Coats are donned. Irena tucks Gail’s around her. Earl scurries outside. Did he think to fetch a car? Earl will be a dean. Wonder of wonders, he doesn’t speak. Vic maneuvers Gail through the door and the Staneks accompany them. Above, the child laughs, another survivor of nightmares. How many pogroms did his ancestors elude? How many schmucks must he outwit? How will I outwit life? How will I kvetch through life? Mel mutters, Thank you, and skedaddles. I fumble for a polite, not too ridiculous good-bye to Nancy. As I turn toward the door, I observe a chocolate and whipped cream castle on the kitchen counter.

But when I reach home, there is no rest for the weary wicked. Jerry’s suitcases are in the hall. “Hi,” he shouts from upstairs. He sounds elated. I am not elated. I prayed and prayed to have him back, but now I don’t know if I want him. I was getting used to running things my own way. God doesn’t understand me. But this is what is.

Jerry rushes down the stairs. I tug the pink painting from my purse and slip my loot in the closet. I’ll think of an explanation tomorrow and write a check for the incorrigibles. God won’t know the difference. The painting can adorn the new master bathroom. On a grey ivory wall. Maybe black lacquered cabinets. . . Jerry is in view. I am delighted that, despite the boyish grin on the distinguished visage beneath the elegant, exquisite silver hair, he looks exhausted and like Hell. What on earth did she do to him? His eyes, though, are as big and blue as ever. They would make lovely earrings.

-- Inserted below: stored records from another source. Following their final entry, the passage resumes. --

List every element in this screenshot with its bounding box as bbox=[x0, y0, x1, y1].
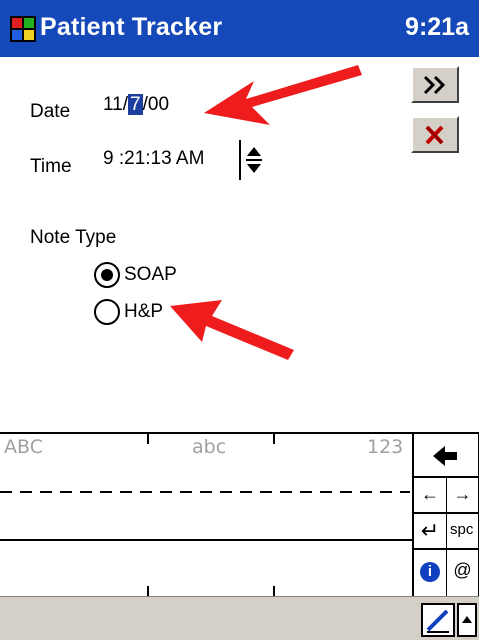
radio-label-hp[interactable]: H&P bbox=[124, 301, 163, 323]
title-bar: Patient Tracker 9:21a bbox=[0, 0, 479, 57]
note-type-label: Note Type bbox=[30, 227, 117, 248]
date-year[interactable]: /00 bbox=[143, 94, 169, 115]
time-field[interactable]: 9 :21:13 AM bbox=[103, 148, 204, 170]
input-method-button[interactable] bbox=[421, 603, 455, 637]
backspace-key[interactable] bbox=[414, 434, 479, 478]
triangle-up-icon bbox=[462, 616, 472, 623]
space-key[interactable]: spc bbox=[447, 514, 479, 550]
pen-icon bbox=[426, 609, 449, 633]
enter-key[interactable]: ↵ bbox=[414, 514, 447, 550]
annotation-arrow-icon bbox=[170, 300, 294, 360]
date-field[interactable]: 11/7/00 bbox=[103, 94, 169, 116]
writing-guides bbox=[0, 434, 412, 596]
date-month[interactable]: 11/ bbox=[103, 94, 128, 115]
spin-down-icon[interactable] bbox=[247, 164, 261, 173]
right-arrow-key[interactable]: → bbox=[447, 478, 479, 514]
input-panel: ABC abc 123 ← → ↵ spc i @ bbox=[0, 432, 479, 596]
info-icon: i bbox=[420, 562, 440, 582]
handwriting-area[interactable]: ABC abc 123 bbox=[0, 434, 414, 596]
menu-bar bbox=[0, 596, 479, 640]
windows-flag-icon[interactable] bbox=[10, 16, 36, 42]
spin-up-icon[interactable] bbox=[247, 147, 261, 156]
app-title: Patient Tracker bbox=[40, 13, 223, 41]
input-menu-button[interactable] bbox=[457, 603, 477, 637]
backspace-icon bbox=[433, 446, 457, 466]
symbol-key[interactable]: @ bbox=[447, 550, 479, 596]
time-spinner[interactable] bbox=[238, 140, 270, 180]
radio-circle[interactable] bbox=[94, 262, 120, 288]
keypad: ← → ↵ spc i @ bbox=[414, 434, 479, 596]
radio-circle[interactable] bbox=[94, 299, 120, 325]
annotation-arrow-icon bbox=[204, 65, 362, 125]
date-label: Date bbox=[30, 101, 71, 122]
radio-selected-dot bbox=[101, 269, 113, 281]
cancel-button[interactable] bbox=[411, 116, 459, 153]
date-day-selected[interactable]: 7 bbox=[128, 94, 143, 115]
red-x-icon bbox=[425, 125, 444, 145]
info-key[interactable]: i bbox=[414, 550, 447, 596]
clock[interactable]: 9:21a bbox=[405, 13, 469, 42]
left-arrow-key[interactable]: ← bbox=[414, 478, 447, 514]
double-chevron-right-icon bbox=[423, 75, 446, 95]
radio-label-soap[interactable]: SOAP bbox=[124, 264, 177, 286]
next-button[interactable] bbox=[411, 66, 459, 103]
time-label: Time bbox=[30, 156, 72, 177]
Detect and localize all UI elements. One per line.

We grab. Our embrace hurts. I will not cry. Not black cabinets. I feel myself slow. The tears fall asleep. Teak cabinets. . . I am tired. Everything slows. I stop. His power and need seem to curve about me like solid sunlight.

The wife again, I ask, “Hungry?”

“I’m starving. Let’s eat.”

“Me eat?” I am ready to giggle, then realize I am starving. I have never been so hungry. I start hamburgers and buns while Jerry gets out the stainless steel. The cooking smells are surprisingly friendly. The kitchen seems a kind and honest place to be. Godless, I pray in silence for Gail.

“Where were you?” Jerry asks.

“I went to this—this party,” I begin and we sit together at the counter to talk and eat.